According to the NHTSA, the number one thing you can do to protect yourself in a crash is to buckle up. Of the 37,133 people killed in motor vehicle crashes in 2017, 47 percent weren’t wearing their seatbelts. And according to the CDC, the majority of those fatal crashes happened to teens.
Taking these figures into account, Chevrolet has developed a new feature that will prevent teens from driving unless they buckle up. It’s called the "Buckle to Drive" feature, and it comes standard on the new 2020 Chevy Traverse.
The system is simple: with the Traverse operating in Teen Driver mode, the vehicle will not allow itself to be shifted out from “park” unless the driver’s seat belt is buckled. An alert will also be displayed on the instrument cluster that says “buckle seat belt to shift” for up to 20 seconds. After 20 seconds, the system disengages the lockout and the teen can drive away normally.
Teens can still drive away faster if they buckle up before the 20 seconds have elapsed. This is really more to encourage seat belt use than it is to prevent cars from being driven without a seat belt-encased driver.

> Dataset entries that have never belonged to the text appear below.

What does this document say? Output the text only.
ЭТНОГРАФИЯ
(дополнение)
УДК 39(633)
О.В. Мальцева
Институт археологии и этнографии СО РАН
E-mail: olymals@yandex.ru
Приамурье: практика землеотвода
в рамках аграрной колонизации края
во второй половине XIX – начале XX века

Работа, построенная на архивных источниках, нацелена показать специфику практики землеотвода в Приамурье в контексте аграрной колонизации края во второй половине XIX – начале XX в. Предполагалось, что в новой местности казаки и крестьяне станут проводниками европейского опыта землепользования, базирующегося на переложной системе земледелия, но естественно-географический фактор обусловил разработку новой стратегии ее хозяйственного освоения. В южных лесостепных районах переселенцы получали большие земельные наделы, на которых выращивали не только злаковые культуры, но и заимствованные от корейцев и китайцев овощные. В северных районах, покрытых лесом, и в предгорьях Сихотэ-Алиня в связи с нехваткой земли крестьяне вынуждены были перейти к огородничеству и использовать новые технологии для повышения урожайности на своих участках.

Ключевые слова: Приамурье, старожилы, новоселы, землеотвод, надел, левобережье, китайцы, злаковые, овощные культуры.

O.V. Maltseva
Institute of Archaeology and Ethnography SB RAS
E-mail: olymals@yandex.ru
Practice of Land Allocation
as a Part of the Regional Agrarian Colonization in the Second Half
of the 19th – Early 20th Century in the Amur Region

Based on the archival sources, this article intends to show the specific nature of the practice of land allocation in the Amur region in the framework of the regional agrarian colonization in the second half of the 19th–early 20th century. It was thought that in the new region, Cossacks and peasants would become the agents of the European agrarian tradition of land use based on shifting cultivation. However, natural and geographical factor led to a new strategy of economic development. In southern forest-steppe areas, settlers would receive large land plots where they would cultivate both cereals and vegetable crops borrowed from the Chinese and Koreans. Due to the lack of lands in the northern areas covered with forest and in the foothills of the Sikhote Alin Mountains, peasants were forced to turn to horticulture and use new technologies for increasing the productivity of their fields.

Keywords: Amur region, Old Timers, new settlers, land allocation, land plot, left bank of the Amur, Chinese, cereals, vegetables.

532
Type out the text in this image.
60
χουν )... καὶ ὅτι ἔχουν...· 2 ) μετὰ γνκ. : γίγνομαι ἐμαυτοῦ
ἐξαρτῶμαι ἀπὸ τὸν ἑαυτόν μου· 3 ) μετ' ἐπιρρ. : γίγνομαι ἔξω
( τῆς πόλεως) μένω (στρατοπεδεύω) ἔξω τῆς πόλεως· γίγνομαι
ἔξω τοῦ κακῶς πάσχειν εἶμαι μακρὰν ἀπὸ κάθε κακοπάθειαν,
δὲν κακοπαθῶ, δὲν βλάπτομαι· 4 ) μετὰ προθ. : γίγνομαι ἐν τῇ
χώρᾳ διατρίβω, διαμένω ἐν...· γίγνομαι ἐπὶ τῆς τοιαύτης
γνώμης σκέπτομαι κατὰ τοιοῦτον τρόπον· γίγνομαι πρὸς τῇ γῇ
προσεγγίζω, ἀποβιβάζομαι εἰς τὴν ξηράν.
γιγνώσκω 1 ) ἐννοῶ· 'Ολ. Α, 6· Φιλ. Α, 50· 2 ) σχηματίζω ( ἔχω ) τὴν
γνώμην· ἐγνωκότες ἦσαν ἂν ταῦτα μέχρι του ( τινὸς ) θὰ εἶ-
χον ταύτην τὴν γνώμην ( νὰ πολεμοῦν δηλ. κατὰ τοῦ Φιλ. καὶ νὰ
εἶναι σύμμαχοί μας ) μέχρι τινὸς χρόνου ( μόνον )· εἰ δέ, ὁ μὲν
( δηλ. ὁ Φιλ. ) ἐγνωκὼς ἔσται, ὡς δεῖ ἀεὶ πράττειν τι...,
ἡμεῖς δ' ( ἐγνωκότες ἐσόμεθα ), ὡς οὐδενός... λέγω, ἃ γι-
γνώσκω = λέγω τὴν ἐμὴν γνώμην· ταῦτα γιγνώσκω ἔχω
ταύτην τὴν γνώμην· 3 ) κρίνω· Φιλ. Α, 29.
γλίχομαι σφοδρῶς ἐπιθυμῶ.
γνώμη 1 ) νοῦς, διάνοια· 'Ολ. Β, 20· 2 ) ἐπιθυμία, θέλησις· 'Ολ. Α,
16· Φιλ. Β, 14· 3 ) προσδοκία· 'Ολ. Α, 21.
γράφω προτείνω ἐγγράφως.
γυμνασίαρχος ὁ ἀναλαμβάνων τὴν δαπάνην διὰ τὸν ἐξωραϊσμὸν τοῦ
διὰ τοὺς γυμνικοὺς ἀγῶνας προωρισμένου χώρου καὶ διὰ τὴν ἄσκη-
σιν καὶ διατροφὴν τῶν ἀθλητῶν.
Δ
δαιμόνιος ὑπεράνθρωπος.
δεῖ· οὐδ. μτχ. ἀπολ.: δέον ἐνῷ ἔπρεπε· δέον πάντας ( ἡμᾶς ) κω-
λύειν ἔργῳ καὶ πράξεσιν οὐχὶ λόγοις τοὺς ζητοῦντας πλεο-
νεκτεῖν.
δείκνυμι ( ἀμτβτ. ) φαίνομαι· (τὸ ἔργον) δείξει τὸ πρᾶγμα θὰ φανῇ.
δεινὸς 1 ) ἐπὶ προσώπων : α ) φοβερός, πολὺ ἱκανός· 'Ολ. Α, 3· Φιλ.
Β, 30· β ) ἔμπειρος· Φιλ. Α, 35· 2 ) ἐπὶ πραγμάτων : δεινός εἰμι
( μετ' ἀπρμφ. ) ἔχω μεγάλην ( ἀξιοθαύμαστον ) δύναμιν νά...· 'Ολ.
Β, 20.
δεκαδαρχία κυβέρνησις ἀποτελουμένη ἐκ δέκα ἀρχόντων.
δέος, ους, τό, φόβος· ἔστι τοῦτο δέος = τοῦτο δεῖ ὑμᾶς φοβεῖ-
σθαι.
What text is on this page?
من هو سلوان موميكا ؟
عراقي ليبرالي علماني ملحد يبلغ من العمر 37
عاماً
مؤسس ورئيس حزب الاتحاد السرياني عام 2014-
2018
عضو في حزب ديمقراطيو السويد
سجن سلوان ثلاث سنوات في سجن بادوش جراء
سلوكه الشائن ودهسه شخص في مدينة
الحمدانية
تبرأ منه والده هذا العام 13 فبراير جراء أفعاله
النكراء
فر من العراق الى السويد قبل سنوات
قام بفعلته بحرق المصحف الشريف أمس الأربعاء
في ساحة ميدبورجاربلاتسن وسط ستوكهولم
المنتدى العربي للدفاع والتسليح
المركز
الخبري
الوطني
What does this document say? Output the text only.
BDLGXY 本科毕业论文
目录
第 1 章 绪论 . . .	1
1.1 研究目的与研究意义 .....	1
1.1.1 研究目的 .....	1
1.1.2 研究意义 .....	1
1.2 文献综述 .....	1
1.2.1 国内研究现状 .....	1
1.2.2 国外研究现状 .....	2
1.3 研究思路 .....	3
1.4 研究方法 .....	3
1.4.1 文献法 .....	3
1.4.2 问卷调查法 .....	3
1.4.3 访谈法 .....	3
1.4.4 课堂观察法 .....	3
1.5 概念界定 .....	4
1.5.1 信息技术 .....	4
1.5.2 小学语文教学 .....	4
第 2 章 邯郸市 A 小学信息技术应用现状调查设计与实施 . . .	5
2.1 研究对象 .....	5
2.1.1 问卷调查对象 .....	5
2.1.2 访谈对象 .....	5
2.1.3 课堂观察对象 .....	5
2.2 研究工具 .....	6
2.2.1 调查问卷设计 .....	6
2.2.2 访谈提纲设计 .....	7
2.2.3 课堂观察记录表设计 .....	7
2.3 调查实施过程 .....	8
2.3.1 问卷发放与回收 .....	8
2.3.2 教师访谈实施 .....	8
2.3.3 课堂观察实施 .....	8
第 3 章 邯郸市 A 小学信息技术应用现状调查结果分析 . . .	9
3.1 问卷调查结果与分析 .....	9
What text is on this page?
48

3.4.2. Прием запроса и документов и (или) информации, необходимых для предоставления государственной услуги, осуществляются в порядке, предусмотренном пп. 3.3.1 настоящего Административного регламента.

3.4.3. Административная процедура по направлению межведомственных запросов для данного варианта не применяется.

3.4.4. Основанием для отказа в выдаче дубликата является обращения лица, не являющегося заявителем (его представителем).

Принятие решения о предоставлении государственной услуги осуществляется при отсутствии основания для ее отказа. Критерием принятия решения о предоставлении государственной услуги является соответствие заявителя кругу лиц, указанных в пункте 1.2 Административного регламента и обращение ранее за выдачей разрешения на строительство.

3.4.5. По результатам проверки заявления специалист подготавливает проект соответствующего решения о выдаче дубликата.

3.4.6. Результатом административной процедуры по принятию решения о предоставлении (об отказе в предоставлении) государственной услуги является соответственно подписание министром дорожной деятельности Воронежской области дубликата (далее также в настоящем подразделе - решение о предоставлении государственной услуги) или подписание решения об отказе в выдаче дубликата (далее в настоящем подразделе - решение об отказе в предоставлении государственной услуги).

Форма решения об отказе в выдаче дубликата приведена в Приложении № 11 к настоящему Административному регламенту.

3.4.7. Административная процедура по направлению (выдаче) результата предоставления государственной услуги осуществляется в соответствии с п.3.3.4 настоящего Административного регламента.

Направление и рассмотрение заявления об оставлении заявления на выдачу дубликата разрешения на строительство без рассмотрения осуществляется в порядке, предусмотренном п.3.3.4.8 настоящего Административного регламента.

However, Chevrolet found in a pilot study that even adults benefit from the system. “[Buckle To Drive] increased the seat belt use of adults who occasionally use a seat belt by 16 percent compared to the standard audible chime seat belt reminder in a similar Chevrolet vehicle.”
Teen Driver mode is becoming a standard feature for most new Chevrolet vehicles. It includes a PIN-style lockout mechanism that will allow teen drivers to start the car but will tell their parents certain vehicle statistics such distance traveled, over-speed warnings, and the number of times safety systems like anti-lock brakes and stability control were activated.
It can also be used to artificially limit the top speed of Chevy vehicles to 80 mph.
Teen Driver mode will be standard on the new 2020 Malibu and Colorado when they arrive later this summer.